2.Vulnerability is defined as susceptibility to:
a)positive outcomes under conditions of resilience
b)positive outcomes under conditions of risk
c)negative outcomes under conditions of risk
d)negative outcomes under conditions of resilience.
3.Locate the appropriate categorisation:
a)individual (health belief model), interpersonal (social-cognitive model), community (social capital model), societal (cultural model)
b)individual (health belief model), interpersonal (social-cognitive model), community (cultural model), societal (social capital model)
c)individual (social cognitive model), interpersonal (health belief model), community (cultural model), societal (social capital model)
d)none of the above is correct.
4.Which statement is associated with the concept of perceived benefit?

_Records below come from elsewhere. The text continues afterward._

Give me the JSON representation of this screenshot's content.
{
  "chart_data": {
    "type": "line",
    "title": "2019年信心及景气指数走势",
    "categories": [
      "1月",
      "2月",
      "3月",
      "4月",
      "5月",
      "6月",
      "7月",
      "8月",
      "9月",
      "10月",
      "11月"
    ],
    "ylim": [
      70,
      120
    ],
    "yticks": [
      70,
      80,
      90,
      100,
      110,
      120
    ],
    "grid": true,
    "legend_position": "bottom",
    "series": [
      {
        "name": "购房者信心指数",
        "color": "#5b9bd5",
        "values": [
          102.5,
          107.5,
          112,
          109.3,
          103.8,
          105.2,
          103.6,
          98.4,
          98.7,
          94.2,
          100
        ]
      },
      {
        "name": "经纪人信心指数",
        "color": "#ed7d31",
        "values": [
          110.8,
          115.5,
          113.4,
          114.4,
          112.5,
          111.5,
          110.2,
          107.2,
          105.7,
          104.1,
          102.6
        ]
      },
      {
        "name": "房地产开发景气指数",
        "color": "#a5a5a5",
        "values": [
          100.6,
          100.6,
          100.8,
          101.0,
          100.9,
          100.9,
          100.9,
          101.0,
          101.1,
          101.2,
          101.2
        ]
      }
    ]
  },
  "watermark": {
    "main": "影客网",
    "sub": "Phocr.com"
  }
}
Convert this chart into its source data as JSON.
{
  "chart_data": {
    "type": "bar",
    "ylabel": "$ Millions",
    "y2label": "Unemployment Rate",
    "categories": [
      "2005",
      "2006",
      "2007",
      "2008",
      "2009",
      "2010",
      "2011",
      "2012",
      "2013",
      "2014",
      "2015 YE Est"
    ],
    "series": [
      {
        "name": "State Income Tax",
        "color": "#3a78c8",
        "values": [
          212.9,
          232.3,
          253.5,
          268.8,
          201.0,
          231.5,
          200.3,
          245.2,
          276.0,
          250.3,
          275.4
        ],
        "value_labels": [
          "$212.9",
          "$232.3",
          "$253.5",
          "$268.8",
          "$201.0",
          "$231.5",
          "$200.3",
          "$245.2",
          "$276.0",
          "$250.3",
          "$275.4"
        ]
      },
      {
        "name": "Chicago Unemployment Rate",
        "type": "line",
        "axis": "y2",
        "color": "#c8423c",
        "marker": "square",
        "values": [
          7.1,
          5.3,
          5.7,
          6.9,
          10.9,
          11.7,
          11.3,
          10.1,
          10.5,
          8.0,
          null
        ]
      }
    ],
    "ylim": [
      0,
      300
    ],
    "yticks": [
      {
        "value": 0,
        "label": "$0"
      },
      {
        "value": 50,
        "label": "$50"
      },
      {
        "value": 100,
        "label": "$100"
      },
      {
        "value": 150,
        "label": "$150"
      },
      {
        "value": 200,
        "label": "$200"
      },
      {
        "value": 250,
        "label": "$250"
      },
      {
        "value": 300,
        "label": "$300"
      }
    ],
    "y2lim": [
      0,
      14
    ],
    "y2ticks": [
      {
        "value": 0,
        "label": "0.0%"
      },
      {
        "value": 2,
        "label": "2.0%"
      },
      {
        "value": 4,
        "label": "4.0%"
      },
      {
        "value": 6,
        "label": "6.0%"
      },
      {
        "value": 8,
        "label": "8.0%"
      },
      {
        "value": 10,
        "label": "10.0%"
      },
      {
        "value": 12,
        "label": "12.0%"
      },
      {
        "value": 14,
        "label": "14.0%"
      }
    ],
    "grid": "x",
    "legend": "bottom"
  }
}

a)Using a condom will protect me from contracting HIV/AIDS.
b)I feel confident in using a condom.
c)I find it difficult to talk to my sexual partner about using a condom.
d)I currently use a condom.
5.Social capital refers to:
a)membership of a social group or network that secures certain benefits for the member
b)membership of a social group or network that marginalises the member from certain benefits
c)membership of a social group or network that allows the member to act more independently
d)none of the above is correct.
6.Stress may be seen as:
a)a variety of negative feelings and reactions that accompany threatening or challenging situations
b)a set of physiological, psychological and behavioural reactions that serve an adaptive function
c)the body’s reaction to stressors and the cognitive processes that influence the perception of stress
d)all of the above are correct.
7.The transactional theory of stress focuses on:
a)the relationship or interaction between the individual and the environment that places excessive demands on the individual’s resources
b)the cognitive appraisal of stress
c)both a and b
d)interpersonal dynamics.
8.Cognitive appraisal involves:
a)the evaluation of an event as stressful and an assessment of the coping resources and options
b)rational assessment of a situation that may or may not be stressful
c)secondary appraisal
d)primary appraisal.
9.The fight-or-flight response involves:
a)the body’s delayed reaction to psycho-physiological responses
b)the body’s automatic response to a situation
c)the autonomic nervous system and the endocrine system.
d)both b and c.
10.The general adaptation syndrome (GAS) refers to:
a)a set of reactions that mobilise the organism’s resources to deal with an impending threat
b)the alarm reaction, the stage of resistance and the stage of exhaustion
c)both a and b
d)the fight-or-flight response.
Short-answer questions
1.What are risk factors and risk behaviours?
2.What is resilience?
3.What do resilience-enhancing interventions attempt to do?
4.What are the main criticisms of the models of understanding risk behaviour at the individual and interpersonal levels?
5.Why is it important to consider culture in understanding risk behaviour?
6.What is stress?
7.Explain the different categories of stress.
8.How does stress impact on a person’s health and functioning?